Gender turf war in the surf

Daniel Nelson

Another wave, another film about female surfers and, like all the others, Bangla Surf Girls is fascinating because it’s about sexism.

There’s nothing surprising about the enthusiasm and on-board skills of some girls and women: what’s interesting is the fierceness of opposition to their participation, especially from fathers and families.

Initially, opposition also comes from male surfers. And before you rail at the way “Third World” male prejudice blocks girl surfers in Bangladesh, Senegal, South Africa or Sri Lanks - or in scores of countries where female boarders are still unknown - remember Girls Can’t Surf,  a film that chronicled (in the words of the publication Still Stoked) “the inspiring true story of a group of courageous [Western] female surfers in the 1980s who took on the fluro, egotistical, male-dominated professional surfing world in a fight for inclusion, recognition, and equality”. 

In her Bangladesh film, director Elizabeth D. Costa follows three three teenagers from Cox’s Bazar - Shobe, Aisha, and Suma - who want to make history as Bangladesh’s first women surfers in an international competition.

From the outset it’s clear that they love the freedom of the sea (“It’s completely intoxicating” / “It became my escape from everything”) and see with clear eyes what society expects of them (“My older sister married at 13… They have the same plans for me”) and why they resist.

Some of those expectations are conventional - for example, dress like a girl: “Everybody says I live like a boy.”

Others are more sinister. An uncle plans for one of the girls to be shipped off to Oman, giving her age as 25 rather than 14, to a man prepared to pay 50,000 tak.  “Are they fools?,” she says. “He wouldn’t give that kind of money if he didn’t want something in return  … Mom doesn’t understand that.” The protective surf club coach, Rashed, steps in to stop the trade, but the lie about her age will come back to haunt her.

Rashed, too, sees the conservatism of his surroundings with piercing clarity:  “Here you always have to work hard to achieve something. There’s obstacles from all different places. Number one is family. Then community and neighbours.”

The girls battle for what they want, using their only weapons - their drive and personalities. Costa captures their mutual support and their joy as well as their dark moments.
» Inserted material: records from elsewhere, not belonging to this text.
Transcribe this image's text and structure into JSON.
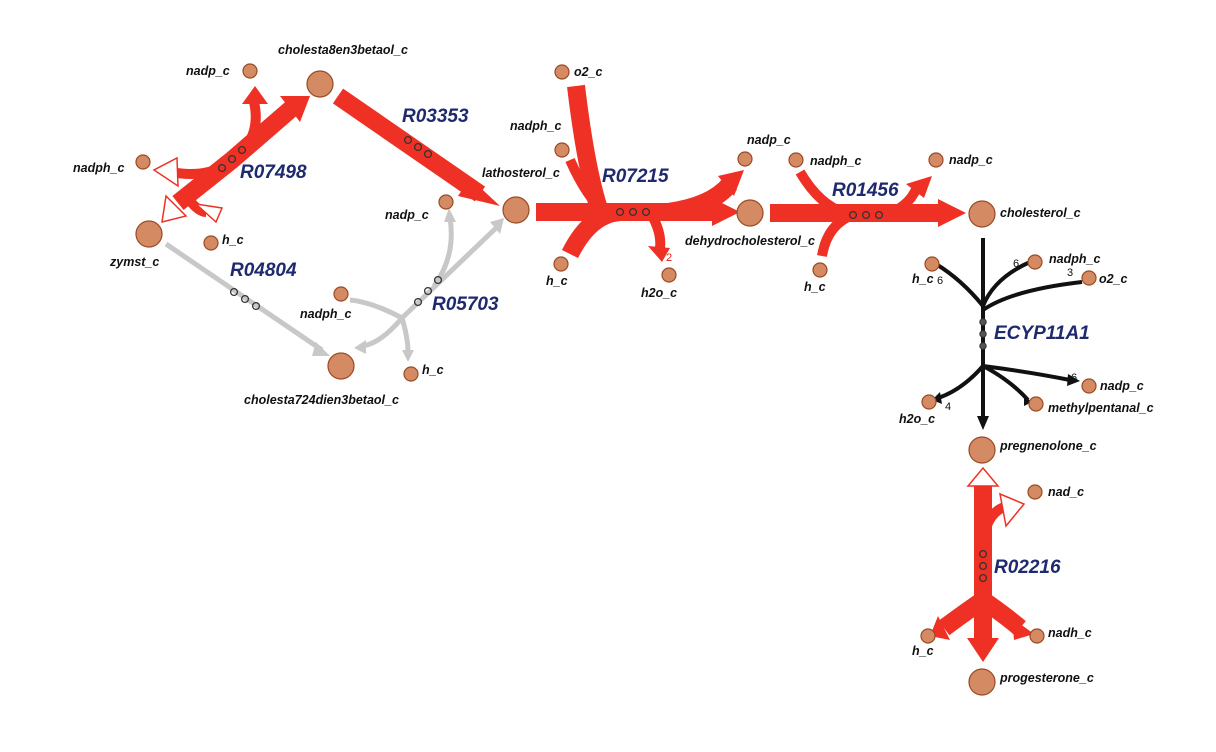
{
  "reactions": {
    "r07498": "R07498",
    "r03353": "R03353",
    "r04804": "R04804",
    "r05703": "R05703",
    "r07215": "R07215",
    "r01456": "R01456",
    "ecyp11a1": "ECYP11A1",
    "r02216": "R02216"
  },
  "metabolites": {
    "nadp_c_1": "nadp_c",
    "cholesta8en3betaol_c": "cholesta8en3betaol_c",
    "nadph_c_1": "nadph_c",
    "zymst_c": "zymst_c",
    "h_c_1": "h_c",
    "nadp_c_2": "nadp_c",
    "nadph_c_2": "nadph_c",
    "h_c_2": "h_c",
    "cholesta724dien3betaol_c": "cholesta724dien3betaol_c",
    "lathosterol_c": "lathosterol_c",
    "o2_c": "o2_c",
    "nadph_c_3": "nadph_c",
    "h_c_3": "h_c",
    "h2o_c_1": "h2o_c",
    "dehydrocholesterol_c": "dehydrocholesterol_c",
    "nadp_c_3": "nadp_c",
    "nadph_c_4": "nadph_c",
    "nadp_c_4": "nadp_c",
    "h_c_4": "h_c",
    "cholesterol_c": "cholesterol_c",
    "h_c_5": "h_c",
    "nadph_c_5": "nadph_c",
    "o2_c_2": "o2_c",
    "h2o_c_2": "h2o_c",
    "methylpentanal_c": "methylpentanal_c",
    "nadp_c_5": "nadp_c",
    "pregnenolone_c": "pregnenolone_c",
    "nad_c": "nad_c",
    "h_c_6": "h_c",
    "nadh_c": "nadh_c",
    "progesterone_c": "progesterone_c"
  },
  "stoichiometry": {
    "h2o_r07215": "2",
    "h_ecyp": "6",
    "nadph_ecyp": "6",
    "o2_ecyp": "3",
    "h2o_ecyp": "4",
    "nadp_ecyp": "6"
  },
  "colors": {
    "active_flux": "#ee3124",
    "inactive_flux": "#c8c8c8",
    "neutral_flux": "#111111",
    "metabolite_fill": "#d48a63",
    "reaction_label": "#1f2a6e"
  }
}
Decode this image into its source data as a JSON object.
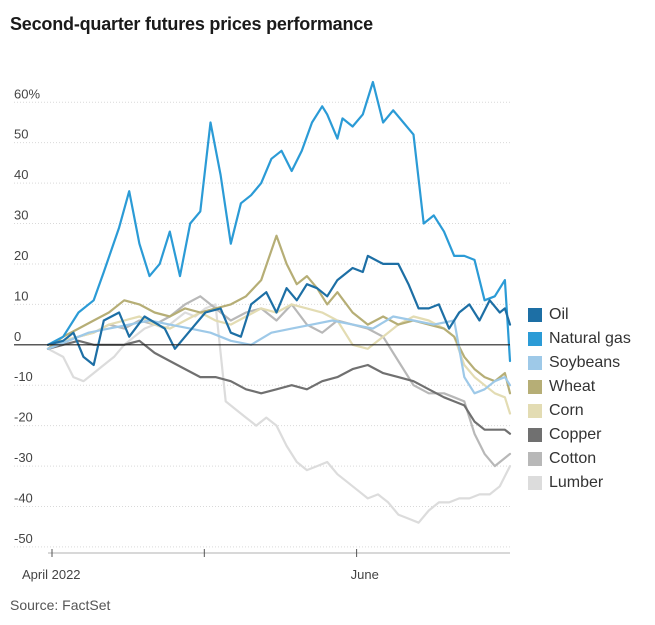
{
  "title": "Second-quarter futures prices performance",
  "source": "Source: FactSet",
  "chart_data": {
    "type": "line",
    "title": "Second-quarter futures prices performance",
    "x_tick_labels": [
      "April 2022",
      "June"
    ],
    "y_tick_labels": [
      "60%",
      "50",
      "40",
      "30",
      "20",
      "10",
      "0",
      "-10",
      "-20",
      "-30",
      "-40",
      "-50"
    ],
    "y_ticks": [
      60,
      50,
      40,
      30,
      20,
      10,
      0,
      -10,
      -20,
      -30,
      -40,
      -50
    ],
    "ylim": [
      -52,
      66
    ],
    "xlim": [
      0,
      91
    ],
    "grid": true,
    "legend_position": "right",
    "series": [
      {
        "name": "Oil",
        "color": "#1d6fa5",
        "x": [
          0,
          3,
          5,
          7,
          9,
          11,
          14,
          16,
          19,
          23,
          25,
          29,
          31,
          34,
          36,
          38,
          40,
          43,
          45,
          47,
          49,
          51,
          53,
          55,
          57,
          60,
          62,
          63,
          66,
          69,
          71,
          73,
          75,
          77,
          79,
          81,
          83,
          85,
          87,
          89,
          90,
          91
        ],
        "y": [
          0,
          1,
          3,
          -3,
          -5,
          6,
          8,
          2,
          7,
          4,
          -1,
          5,
          8,
          9,
          3,
          2,
          10,
          13,
          8,
          14,
          11,
          15,
          14,
          12,
          16,
          19,
          18,
          22,
          20,
          20,
          15,
          9,
          9,
          10,
          4,
          8,
          10,
          6,
          11,
          8,
          9,
          5
        ]
      },
      {
        "name": "Natural gas",
        "color": "#2b9bd6",
        "x": [
          0,
          3,
          6,
          9,
          11,
          14,
          16,
          18,
          20,
          22,
          24,
          26,
          28,
          30,
          32,
          34,
          36,
          38,
          40,
          42,
          44,
          46,
          48,
          50,
          52,
          54,
          55,
          57,
          58,
          60,
          62,
          64,
          66,
          68,
          70,
          72,
          74,
          76,
          78,
          80,
          82,
          84,
          86,
          88,
          90,
          91
        ],
        "y": [
          0,
          2,
          8,
          11,
          18,
          29,
          38,
          25,
          17,
          20,
          28,
          17,
          30,
          33,
          55,
          42,
          25,
          35,
          37,
          40,
          46,
          48,
          43,
          48,
          55,
          59,
          57,
          51,
          56,
          54,
          57,
          65,
          55,
          58,
          55,
          52,
          30,
          32,
          28,
          22,
          22,
          21,
          11,
          12,
          16,
          -4
        ]
      },
      {
        "name": "Soybeans",
        "color": "#9ec9e8",
        "x": [
          0,
          4,
          8,
          12,
          16,
          20,
          24,
          28,
          32,
          36,
          40,
          44,
          48,
          52,
          56,
          60,
          64,
          68,
          72,
          76,
          80,
          82,
          84,
          86,
          88,
          90,
          91
        ],
        "y": [
          -1,
          1,
          3,
          4,
          5,
          6,
          5,
          4,
          3,
          1,
          0,
          3,
          4,
          5,
          6,
          5,
          4,
          7,
          6,
          5,
          6,
          -8,
          -12,
          -11,
          -9,
          -8,
          -10
        ]
      },
      {
        "name": "Wheat",
        "color": "#b6ae76",
        "x": [
          0,
          3,
          6,
          9,
          12,
          15,
          18,
          21,
          24,
          27,
          30,
          33,
          36,
          39,
          42,
          45,
          47,
          49,
          51,
          53,
          55,
          57,
          60,
          63,
          66,
          69,
          72,
          75,
          78,
          80,
          82,
          84,
          86,
          88,
          90,
          91
        ],
        "y": [
          -1,
          2,
          4,
          6,
          8,
          11,
          10,
          8,
          7,
          9,
          8,
          9,
          10,
          12,
          16,
          27,
          20,
          15,
          17,
          14,
          10,
          13,
          8,
          5,
          7,
          5,
          6,
          5,
          4,
          2,
          -3,
          -6,
          -8,
          -9,
          -7,
          -12
        ]
      },
      {
        "name": "Corn",
        "color": "#e3dcb3",
        "x": [
          0,
          3,
          6,
          9,
          12,
          15,
          18,
          21,
          24,
          27,
          30,
          33,
          36,
          39,
          42,
          45,
          48,
          51,
          54,
          57,
          60,
          63,
          66,
          69,
          72,
          75,
          78,
          80,
          82,
          84,
          86,
          88,
          90,
          91
        ],
        "y": [
          0,
          1,
          2,
          3,
          5,
          6,
          7,
          5,
          4,
          6,
          8,
          6,
          5,
          7,
          9,
          8,
          10,
          9,
          8,
          6,
          0,
          -1,
          2,
          5,
          7,
          6,
          4,
          2,
          -5,
          -8,
          -10,
          -12,
          -13,
          -17
        ]
      },
      {
        "name": "Copper",
        "color": "#707070",
        "x": [
          0,
          3,
          6,
          9,
          12,
          15,
          18,
          21,
          24,
          27,
          30,
          33,
          36,
          39,
          42,
          45,
          48,
          51,
          54,
          57,
          60,
          63,
          66,
          69,
          72,
          75,
          78,
          80,
          82,
          84,
          86,
          88,
          90,
          91
        ],
        "y": [
          -1,
          0,
          1,
          0,
          0,
          0,
          1,
          -2,
          -4,
          -6,
          -8,
          -8,
          -9,
          -11,
          -12,
          -11,
          -10,
          -11,
          -9,
          -8,
          -6,
          -5,
          -7,
          -8,
          -9,
          -11,
          -13,
          -14,
          -15,
          -19,
          -21,
          -21,
          -21,
          -22
        ]
      },
      {
        "name": "Cotton",
        "color": "#b8b8b8",
        "x": [
          0,
          3,
          6,
          9,
          12,
          15,
          18,
          21,
          24,
          27,
          30,
          33,
          36,
          39,
          42,
          45,
          48,
          51,
          54,
          57,
          60,
          63,
          66,
          69,
          72,
          75,
          78,
          80,
          82,
          84,
          86,
          88,
          90,
          91
        ],
        "y": [
          -1,
          1,
          2,
          3,
          5,
          4,
          6,
          5,
          7,
          10,
          12,
          9,
          6,
          8,
          9,
          6,
          10,
          5,
          3,
          6,
          5,
          4,
          2,
          -4,
          -10,
          -12,
          -12,
          -13,
          -14,
          -22,
          -27,
          -30,
          -28,
          -27
        ]
      },
      {
        "name": "Lumber",
        "color": "#dcdcdc",
        "x": [
          0,
          3,
          5,
          7,
          9,
          11,
          13,
          15,
          17,
          19,
          21,
          23,
          25,
          27,
          29,
          31,
          33,
          35,
          37,
          39,
          41,
          43,
          45,
          47,
          49,
          51,
          53,
          55,
          57,
          59,
          61,
          63,
          65,
          67,
          69,
          71,
          73,
          75,
          77,
          79,
          81,
          83,
          85,
          87,
          89,
          91
        ],
        "y": [
          -1,
          -3,
          -8,
          -9,
          -7,
          -5,
          -3,
          0,
          2,
          4,
          5,
          4,
          6,
          8,
          7,
          9,
          10,
          -14,
          -16,
          -18,
          -20,
          -18,
          -20,
          -25,
          -29,
          -31,
          -30,
          -29,
          -32,
          -34,
          -36,
          -38,
          -37,
          -39,
          -42,
          -43,
          -44,
          -41,
          -39,
          -39,
          -38,
          -38,
          -37,
          -37,
          -35,
          -30
        ]
      }
    ]
  }
}
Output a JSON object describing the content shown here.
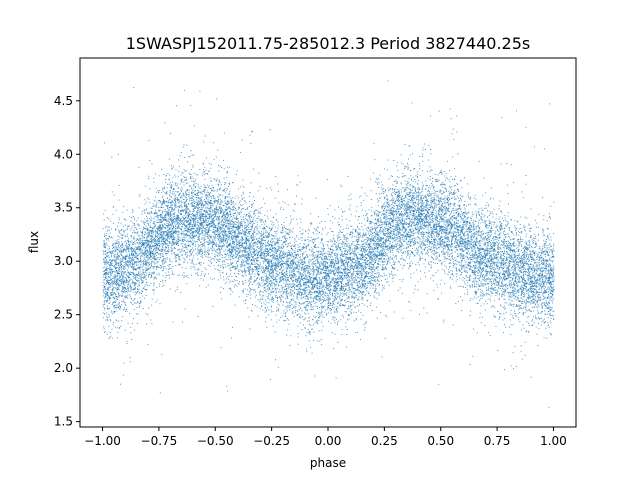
{
  "chart_data": {
    "type": "scatter",
    "title": "1SWASPJ152011.75-285012.3 Period 3827440.25s",
    "xlabel": "phase",
    "ylabel": "flux",
    "xlim": [
      -1.1,
      1.1
    ],
    "ylim": [
      1.45,
      4.9
    ],
    "xticks": [
      -1.0,
      -0.75,
      -0.5,
      -0.25,
      0.0,
      0.25,
      0.5,
      0.75,
      1.0
    ],
    "xtick_labels": [
      "−1.00",
      "−0.75",
      "−0.50",
      "−0.25",
      "0.00",
      "0.25",
      "0.50",
      "0.75",
      "1.00"
    ],
    "yticks": [
      1.5,
      2.0,
      2.5,
      3.0,
      3.5,
      4.0,
      4.5
    ],
    "ytick_labels": [
      "1.5",
      "2.0",
      "2.5",
      "3.0",
      "3.5",
      "4.0",
      "4.5"
    ],
    "grid": false,
    "point_color": "#1f77b4",
    "series": [
      {
        "x_range": [
          -1.0,
          1.0
        ],
        "mean_profile": {
          "phase": [
            0.0,
            0.05,
            0.1,
            0.15,
            0.2,
            0.25,
            0.3,
            0.35,
            0.4,
            0.45,
            0.5,
            0.55,
            0.6,
            0.65,
            0.7,
            0.75,
            0.8,
            0.85,
            0.9,
            0.95,
            1.0
          ],
          "flux": [
            2.85,
            2.9,
            2.95,
            3.0,
            3.1,
            3.25,
            3.35,
            3.4,
            3.4,
            3.38,
            3.35,
            3.3,
            3.2,
            3.1,
            3.05,
            3.0,
            2.95,
            2.9,
            2.85,
            2.85,
            2.85
          ]
        },
        "scatter_sigma": 0.22,
        "flux_extent": [
          1.6,
          4.75
        ],
        "n_points_estimate": 16000
      }
    ]
  }
}
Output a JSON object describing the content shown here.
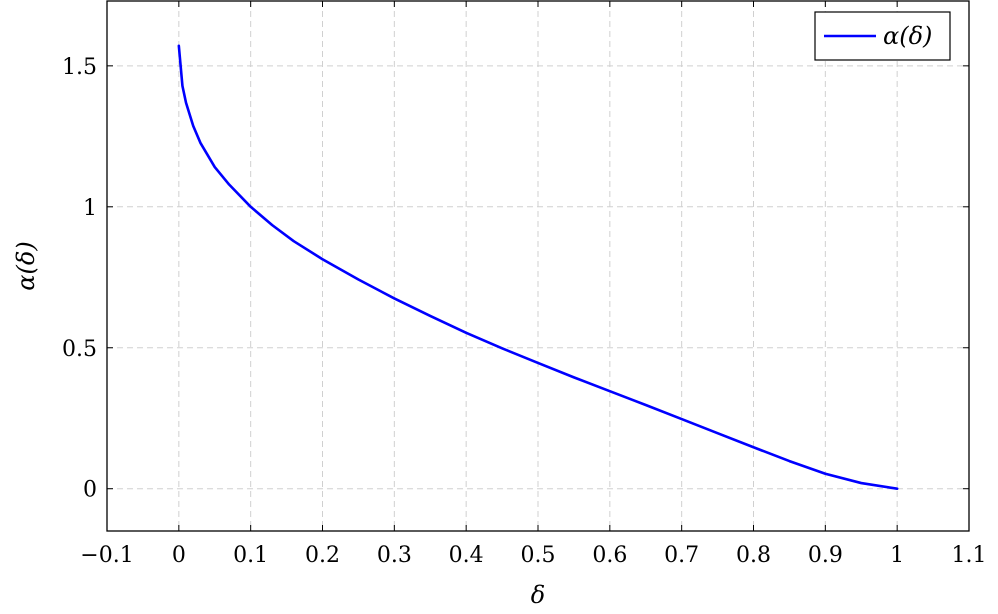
{
  "chart_data": {
    "type": "line",
    "xlabel": "δ",
    "ylabel": "α(δ)",
    "xlim": [
      -0.1,
      1.1
    ],
    "ylim": [
      -0.15,
      1.73
    ],
    "xticks": [
      "−0.1",
      "0",
      "0.1",
      "0.2",
      "0.3",
      "0.4",
      "0.5",
      "0.6",
      "0.7",
      "0.8",
      "0.9",
      "1",
      "1.1"
    ],
    "xtick_values": [
      -0.1,
      0,
      0.1,
      0.2,
      0.3,
      0.4,
      0.5,
      0.6,
      0.7,
      0.8,
      0.9,
      1,
      1.1
    ],
    "yticks": [
      "0",
      "0.5",
      "1",
      "1.5"
    ],
    "ytick_values": [
      0,
      0.5,
      1,
      1.5
    ],
    "grid": true,
    "legend_position": "top-right",
    "series": [
      {
        "name": "α(δ)",
        "color": "#0000ff",
        "x": [
          0.0,
          0.005,
          0.01,
          0.02,
          0.03,
          0.05,
          0.07,
          0.1,
          0.13,
          0.16,
          0.2,
          0.25,
          0.3,
          0.35,
          0.4,
          0.45,
          0.5,
          0.55,
          0.6,
          0.65,
          0.7,
          0.75,
          0.8,
          0.85,
          0.9,
          0.95,
          1.0
        ],
        "y": [
          1.571,
          1.429,
          1.369,
          1.287,
          1.227,
          1.141,
          1.079,
          1.0,
          0.935,
          0.878,
          0.814,
          0.742,
          0.675,
          0.613,
          0.553,
          0.498,
          0.446,
          0.395,
          0.346,
          0.297,
          0.247,
          0.197,
          0.147,
          0.098,
          0.053,
          0.02,
          0.0
        ]
      }
    ]
  }
}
She is a sharp but sensitive observer of family life, but this isn’t a fairytale, so no happy ending is guaranteed, or even likely.

It’s an absorbing film. It offers intriguing (sometimes not full explained) aspects of its characters and of life in Bangladesh, and occasional lyrical views of sea and sky, but now that I have watched several documentaries about female surfers my overriding impression is not the individuality of local circumstances but the universality of the constraints on women. 

Cyndi Lauper sang it right, “Girls Just Want To Have Fun”. Yet so many men want to stop them.